Niels Samuel Hausgaard (born 31 August 1944) is a Danish singer, songwriter and comedian. He is best known for his songs and understated comedy which often combine dry observations on the human condition with the trials and tribulations of life in a welfare state. Originally, Hausgaard spoke with a distinct dialect in his shows, vendelbomål, which has become something of a trademark during his sets, but in recent years it has been somewhat toned down.

Originally from Hirtshals, he now lives in Hundelev. Both towns are situated in Vendsyssel, Region Nordjylland, Denmark.

== Awards and honors ==
In Denmark, Hausgaard has been awarded several prizes for his contribution to Danish culture.
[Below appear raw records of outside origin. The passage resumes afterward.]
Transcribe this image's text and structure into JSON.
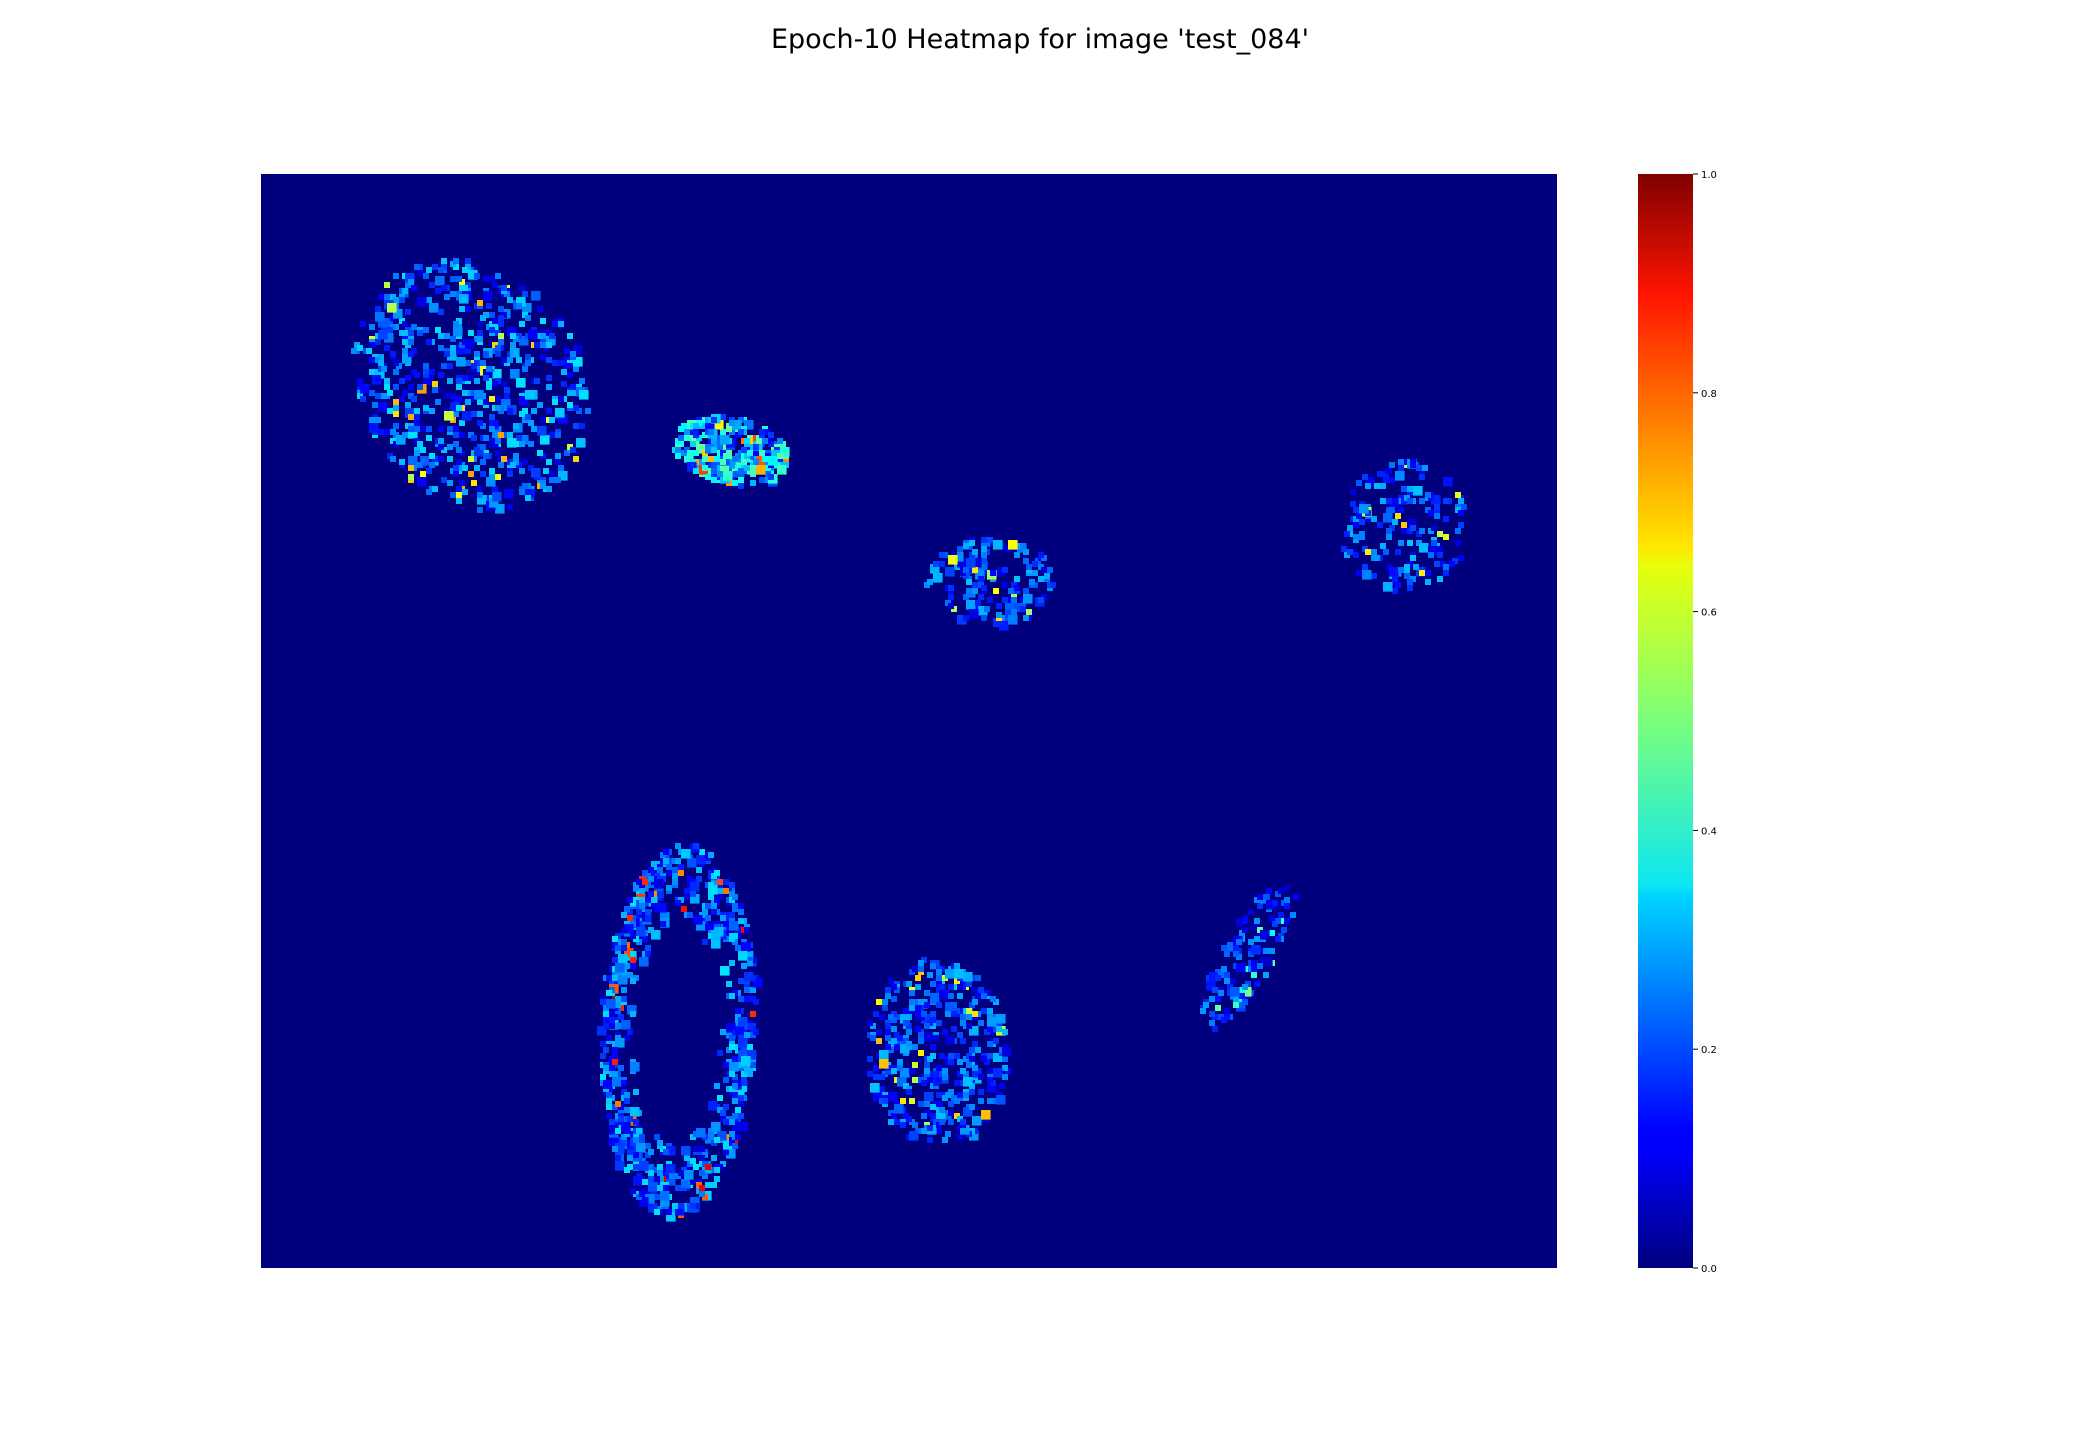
{
  "chart_data": {
    "type": "heatmap",
    "title": "Epoch-10 Heatmap for image 'test_084'",
    "xlabel": "",
    "ylabel": "",
    "axes_visible": false,
    "colormap": "jet",
    "value_range": [
      0.0,
      1.0
    ],
    "colorbar": {
      "position": "right",
      "ticks": [
        "0.0",
        "0.2",
        "0.4",
        "0.6",
        "0.8",
        "1.0"
      ],
      "tick_values": [
        0.0,
        0.2,
        0.4,
        0.6,
        0.8,
        1.0
      ]
    },
    "background_value": 0.0,
    "regions": [
      {
        "label": "upper-left crescent",
        "cx": 0.16,
        "cy": 0.19,
        "peak": 0.72,
        "mean": 0.22
      },
      {
        "label": "upper-center patch",
        "cx": 0.36,
        "cy": 0.25,
        "peak": 0.82,
        "mean": 0.3
      },
      {
        "label": "center small patch",
        "cx": 0.56,
        "cy": 0.37,
        "peak": 0.7,
        "mean": 0.2
      },
      {
        "label": "right patch",
        "cx": 0.88,
        "cy": 0.32,
        "peak": 0.68,
        "mean": 0.2
      },
      {
        "label": "lower-left ring",
        "cx": 0.32,
        "cy": 0.78,
        "peak": 0.95,
        "mean": 0.22
      },
      {
        "label": "lower-center patch",
        "cx": 0.52,
        "cy": 0.8,
        "peak": 0.7,
        "mean": 0.2
      },
      {
        "label": "lower-right sliver",
        "cx": 0.76,
        "cy": 0.71,
        "peak": 0.5,
        "mean": 0.18
      }
    ]
  }
}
- 2001 and 2004, Best TV entertainment
- 2006, The Gelsted Prize
- 2006, Gelsted-Kirk-Scherfig Prize
- 2006, Årets Sangskriver
- 2012, Den Gyldne Grundtvig

The prize in 2006 by Gelsted-Kirk-Scherfig-Fonden, included 25,000 Danish kroner (about 5,000 US dollars), but he gave the money to the newspaper Dagbladet Arbejderen in an effort to support critical journalism.

==Discography==
- 1974 – Et Portræt
- 1975 – Til Ane
- 1977 – Men det går jo nok
- 1979 – Kunst
- 1982 – Når alt kommer til alt
- 1983 – Han tog realen med
- 1985 – Kom lad os danse
- 1988 – Som jeg altid plejer at sige
- 1991 – I fornuftens land
- 1992 – En halv time tidligere
- 2006 – Flyv så

== Literature ==
- Thorkil Green Nielsen (1988). "Niels Hausgaard – mellem linjerne" A portrait.